Landslide of U of A projects tapped for federal funding
Professor emeritus David Cruden’s examination of landslides is one of 125 U of A projects sharing $4.2 million in NSERC Discovery Grant funding.
By MICHAEL BROWN
(Edmonton) The Government of Canada has announced an investment in 125 University of Alberta-led projects in an ongoing effort to further drive scientific discovery.
The awards announced on June 26, comprise the 2014 competition results for the Natural Sciences and Engineering Research Council’s Discovery Grant program. They are worth $4.2 million annually for the next five years for university researchers investigating a wide range of research projects in areas such as computer science, environmental sciences, life sciences and engineering.
The renewal of an NSERC Discovery Grant for professor emeritus David Cruden’s research on Landslide Hazard in Western Canada adds another five years to the 40 years for which NSERC and its predecessor have supported the work of his students and colleagues.
Cruden, who came to the U of A in 1971 with a joint appointment in geology and civil engineering, is recognized internationally as a leader in engineering geology and the application of risk to geohazards.
The research undertaken by Cruden’s team follows closely the work done by John Allan, the founder and first chair of the U of A’s geology department, whose tenure as chair ran from 1912 to his retirement in 1949. One of Allan’s many contributions to provincial geology came in the 1930s when he successfully advised the provincial government to relocate the community of Lime City—which sprung up out of the rubble of the famed 1903 Frank Slide—and the highway through the Crowsnest Pass away from the danger of a second slide.
Over the years, Cruden and his team have continued Allan’s legacy by developing policy and guidelines for the management of large landslides in Western Canada, and his advice has been sought by consultants and governments around the world.
Recently, Cruden took his admiration for Allan a step further, co-authoring John Allan: The Founding of Alberta's Energy Industries, an annotated collection of the adventurer/researcher’s photographs in celebration of the centennial of what is now the Department of Earth and Atmospheric Sciences.
“One of the pleasures of research at the University of Alberta has been exploring its long history,” said Cruden.
This latest round of funding brings NSERC’s total discovery grant investment in the U of A to more than $19.5 million annually and supports more than 600 U of A natural sciences and engineering researchers. The Discovery Grants Program supports ongoing programs of research rather than a single short-term project or collection of projects.

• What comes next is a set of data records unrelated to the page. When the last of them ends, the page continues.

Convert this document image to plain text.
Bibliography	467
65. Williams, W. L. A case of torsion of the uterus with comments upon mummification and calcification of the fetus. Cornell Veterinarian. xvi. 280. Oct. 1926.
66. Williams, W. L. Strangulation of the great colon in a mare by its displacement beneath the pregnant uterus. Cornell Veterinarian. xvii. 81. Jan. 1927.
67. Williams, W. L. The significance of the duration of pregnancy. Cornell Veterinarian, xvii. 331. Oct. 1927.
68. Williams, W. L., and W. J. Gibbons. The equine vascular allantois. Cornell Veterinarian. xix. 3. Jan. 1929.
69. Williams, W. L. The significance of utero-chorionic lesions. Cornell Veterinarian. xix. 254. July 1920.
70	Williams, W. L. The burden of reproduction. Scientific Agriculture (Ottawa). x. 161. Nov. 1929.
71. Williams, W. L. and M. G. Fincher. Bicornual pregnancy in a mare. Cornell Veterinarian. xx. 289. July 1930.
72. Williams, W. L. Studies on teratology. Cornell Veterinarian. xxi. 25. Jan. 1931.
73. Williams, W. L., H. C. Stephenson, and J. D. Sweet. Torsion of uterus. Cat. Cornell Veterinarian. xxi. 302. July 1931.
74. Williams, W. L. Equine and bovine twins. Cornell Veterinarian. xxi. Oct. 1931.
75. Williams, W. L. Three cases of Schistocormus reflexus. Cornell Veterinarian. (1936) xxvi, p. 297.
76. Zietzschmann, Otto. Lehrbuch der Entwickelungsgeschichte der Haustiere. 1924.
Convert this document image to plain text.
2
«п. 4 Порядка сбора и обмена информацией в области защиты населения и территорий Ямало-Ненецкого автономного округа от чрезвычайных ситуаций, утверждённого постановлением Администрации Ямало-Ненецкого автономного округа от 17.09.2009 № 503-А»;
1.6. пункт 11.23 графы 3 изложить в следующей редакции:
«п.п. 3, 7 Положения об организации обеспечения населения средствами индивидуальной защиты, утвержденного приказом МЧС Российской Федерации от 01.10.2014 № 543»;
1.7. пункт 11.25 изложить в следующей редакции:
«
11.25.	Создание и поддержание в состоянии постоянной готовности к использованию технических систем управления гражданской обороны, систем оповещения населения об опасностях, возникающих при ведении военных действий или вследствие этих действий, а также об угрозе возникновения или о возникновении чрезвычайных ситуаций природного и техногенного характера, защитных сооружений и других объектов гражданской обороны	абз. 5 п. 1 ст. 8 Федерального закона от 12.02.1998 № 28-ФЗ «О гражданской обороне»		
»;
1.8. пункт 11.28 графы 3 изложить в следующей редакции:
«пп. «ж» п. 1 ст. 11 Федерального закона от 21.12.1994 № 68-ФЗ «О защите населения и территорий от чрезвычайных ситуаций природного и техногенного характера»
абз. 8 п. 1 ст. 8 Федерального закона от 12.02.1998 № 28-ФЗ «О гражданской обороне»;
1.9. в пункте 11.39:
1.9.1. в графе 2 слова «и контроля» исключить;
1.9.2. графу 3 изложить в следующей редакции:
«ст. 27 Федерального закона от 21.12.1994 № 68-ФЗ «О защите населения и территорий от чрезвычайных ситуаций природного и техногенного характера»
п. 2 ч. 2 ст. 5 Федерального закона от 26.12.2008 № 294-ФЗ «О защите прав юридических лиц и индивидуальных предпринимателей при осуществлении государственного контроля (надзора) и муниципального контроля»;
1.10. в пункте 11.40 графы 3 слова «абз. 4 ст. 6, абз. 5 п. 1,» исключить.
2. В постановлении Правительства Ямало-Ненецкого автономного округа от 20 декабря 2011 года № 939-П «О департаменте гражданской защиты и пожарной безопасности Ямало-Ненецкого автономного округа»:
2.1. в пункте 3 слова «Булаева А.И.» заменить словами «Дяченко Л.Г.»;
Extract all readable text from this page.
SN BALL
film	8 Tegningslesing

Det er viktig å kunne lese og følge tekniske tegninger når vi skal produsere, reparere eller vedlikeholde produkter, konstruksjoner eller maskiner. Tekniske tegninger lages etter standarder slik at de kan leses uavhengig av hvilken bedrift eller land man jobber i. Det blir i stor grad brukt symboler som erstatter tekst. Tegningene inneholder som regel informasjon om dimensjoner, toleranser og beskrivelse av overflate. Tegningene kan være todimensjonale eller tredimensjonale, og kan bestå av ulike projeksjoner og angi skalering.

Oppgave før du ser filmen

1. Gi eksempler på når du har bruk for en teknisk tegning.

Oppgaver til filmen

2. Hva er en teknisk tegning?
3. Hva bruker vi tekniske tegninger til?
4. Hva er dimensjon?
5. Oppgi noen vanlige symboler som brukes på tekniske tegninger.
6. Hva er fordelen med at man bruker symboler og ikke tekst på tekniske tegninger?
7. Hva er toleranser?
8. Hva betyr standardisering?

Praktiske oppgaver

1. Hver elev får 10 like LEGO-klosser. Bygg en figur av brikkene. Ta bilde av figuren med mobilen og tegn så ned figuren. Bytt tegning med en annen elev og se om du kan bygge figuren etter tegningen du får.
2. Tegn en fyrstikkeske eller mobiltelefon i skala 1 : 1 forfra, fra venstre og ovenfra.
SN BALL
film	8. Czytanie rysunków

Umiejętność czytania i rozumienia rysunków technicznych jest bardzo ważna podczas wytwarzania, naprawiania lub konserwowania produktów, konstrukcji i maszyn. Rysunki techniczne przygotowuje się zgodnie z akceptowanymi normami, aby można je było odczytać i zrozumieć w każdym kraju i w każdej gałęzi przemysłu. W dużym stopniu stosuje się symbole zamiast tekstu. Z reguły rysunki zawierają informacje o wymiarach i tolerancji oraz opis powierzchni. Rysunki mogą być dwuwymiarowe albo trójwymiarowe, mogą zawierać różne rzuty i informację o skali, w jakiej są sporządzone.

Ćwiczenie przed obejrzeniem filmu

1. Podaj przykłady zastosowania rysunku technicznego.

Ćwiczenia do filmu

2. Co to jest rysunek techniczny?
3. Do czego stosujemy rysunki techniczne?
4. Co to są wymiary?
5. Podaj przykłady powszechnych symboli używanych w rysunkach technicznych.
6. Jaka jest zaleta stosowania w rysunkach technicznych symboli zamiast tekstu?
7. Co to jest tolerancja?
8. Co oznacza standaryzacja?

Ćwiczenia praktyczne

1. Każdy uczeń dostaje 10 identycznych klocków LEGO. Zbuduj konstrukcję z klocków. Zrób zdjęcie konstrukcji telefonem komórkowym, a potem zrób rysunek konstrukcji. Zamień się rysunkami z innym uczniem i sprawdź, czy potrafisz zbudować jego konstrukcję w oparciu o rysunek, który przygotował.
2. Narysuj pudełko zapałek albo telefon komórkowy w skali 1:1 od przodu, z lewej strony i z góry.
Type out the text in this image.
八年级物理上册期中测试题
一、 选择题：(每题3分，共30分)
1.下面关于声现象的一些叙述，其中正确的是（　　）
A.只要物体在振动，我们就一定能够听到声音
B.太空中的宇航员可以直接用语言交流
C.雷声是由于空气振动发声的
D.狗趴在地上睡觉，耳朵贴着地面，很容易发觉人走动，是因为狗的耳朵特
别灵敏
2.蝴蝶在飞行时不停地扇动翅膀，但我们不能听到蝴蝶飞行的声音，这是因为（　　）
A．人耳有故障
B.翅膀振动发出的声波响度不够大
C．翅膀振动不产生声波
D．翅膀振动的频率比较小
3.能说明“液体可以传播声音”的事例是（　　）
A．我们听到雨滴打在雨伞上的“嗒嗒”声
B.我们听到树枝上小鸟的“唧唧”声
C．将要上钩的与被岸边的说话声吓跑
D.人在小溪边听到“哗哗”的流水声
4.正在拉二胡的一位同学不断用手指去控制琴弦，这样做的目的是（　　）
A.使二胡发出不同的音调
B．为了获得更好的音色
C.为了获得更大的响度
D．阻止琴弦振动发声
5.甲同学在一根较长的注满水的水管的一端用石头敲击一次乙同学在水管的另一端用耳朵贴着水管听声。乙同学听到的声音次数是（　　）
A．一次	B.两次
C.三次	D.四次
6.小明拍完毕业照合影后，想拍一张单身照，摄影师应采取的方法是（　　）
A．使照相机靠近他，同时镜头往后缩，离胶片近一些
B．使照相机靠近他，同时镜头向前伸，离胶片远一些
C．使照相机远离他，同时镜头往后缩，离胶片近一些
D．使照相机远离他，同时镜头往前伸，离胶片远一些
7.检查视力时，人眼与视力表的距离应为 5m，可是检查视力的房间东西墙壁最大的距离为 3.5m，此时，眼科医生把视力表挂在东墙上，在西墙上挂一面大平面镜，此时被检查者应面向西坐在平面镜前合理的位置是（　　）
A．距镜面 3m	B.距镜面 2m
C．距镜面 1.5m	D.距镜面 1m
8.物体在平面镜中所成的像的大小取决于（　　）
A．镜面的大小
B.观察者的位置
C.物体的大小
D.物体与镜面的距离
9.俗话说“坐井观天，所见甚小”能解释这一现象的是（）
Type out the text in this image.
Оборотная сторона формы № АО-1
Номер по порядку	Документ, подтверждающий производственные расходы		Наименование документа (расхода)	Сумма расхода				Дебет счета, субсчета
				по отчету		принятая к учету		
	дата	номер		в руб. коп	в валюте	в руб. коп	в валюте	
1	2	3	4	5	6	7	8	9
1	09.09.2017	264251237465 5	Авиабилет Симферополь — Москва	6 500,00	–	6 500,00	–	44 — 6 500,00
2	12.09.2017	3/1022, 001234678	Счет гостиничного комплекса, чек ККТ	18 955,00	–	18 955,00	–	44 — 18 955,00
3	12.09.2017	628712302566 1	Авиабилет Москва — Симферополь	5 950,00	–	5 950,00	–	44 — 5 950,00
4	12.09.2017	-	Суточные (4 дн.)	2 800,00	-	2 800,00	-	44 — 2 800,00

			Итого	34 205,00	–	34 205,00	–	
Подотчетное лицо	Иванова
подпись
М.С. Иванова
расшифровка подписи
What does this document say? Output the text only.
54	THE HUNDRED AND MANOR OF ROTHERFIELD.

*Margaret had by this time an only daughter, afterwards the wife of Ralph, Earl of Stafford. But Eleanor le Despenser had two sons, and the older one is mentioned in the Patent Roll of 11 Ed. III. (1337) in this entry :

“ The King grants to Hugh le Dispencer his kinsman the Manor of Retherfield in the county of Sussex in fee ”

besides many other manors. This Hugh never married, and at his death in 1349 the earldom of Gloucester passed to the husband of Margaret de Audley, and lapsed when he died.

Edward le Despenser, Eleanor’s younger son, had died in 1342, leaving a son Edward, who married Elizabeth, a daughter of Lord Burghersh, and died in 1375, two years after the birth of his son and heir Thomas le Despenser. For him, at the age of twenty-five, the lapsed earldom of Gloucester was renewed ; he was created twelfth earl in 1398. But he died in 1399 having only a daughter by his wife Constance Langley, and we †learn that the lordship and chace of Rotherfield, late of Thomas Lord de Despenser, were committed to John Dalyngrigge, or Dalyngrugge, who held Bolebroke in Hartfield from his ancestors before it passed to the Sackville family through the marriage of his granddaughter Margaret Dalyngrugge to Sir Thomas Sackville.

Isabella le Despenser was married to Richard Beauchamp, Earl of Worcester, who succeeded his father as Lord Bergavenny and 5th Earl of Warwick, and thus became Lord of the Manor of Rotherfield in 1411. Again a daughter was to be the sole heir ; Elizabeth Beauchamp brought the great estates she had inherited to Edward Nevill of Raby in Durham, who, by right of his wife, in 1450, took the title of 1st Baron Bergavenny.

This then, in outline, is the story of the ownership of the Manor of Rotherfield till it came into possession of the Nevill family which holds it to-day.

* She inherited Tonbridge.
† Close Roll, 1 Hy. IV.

Along with the Discovery Grants, eight U of A researchers won awards from NSERC’s Discovery Accelerator Supplements Program, which provides Discovery Grant recipients with timely additional resources in order to accelerate progress and maximize the impact of the research program. These grants are worth $40,000 annually for three years.
NSERC also handed out a pair of Northern Research Supplement grants worth a total of $36,000 annually for five years. This program has been established to help augment and promote Canadian university-based northern research and training.
Another seven projects were awarded $720,000 from NSERC’s Research Tools and Instruments Grants Program, which supports Discovery Grant recipients with the purchase or development of research equipment.
Finally, NSERC announced the winners of the 2014 Scholarships and Fellowships Competition. All told, the U of A received 13 Postgraduate Scholarships (Doctoral) worth $21,000 annually for two or three years, 15 Alexander Graham Bell Canada Graduate Scholarships (Doctoral) worth $35,000 annually for two or three years and six Postdoctoral Fellowships worth $40,000 annually for two years.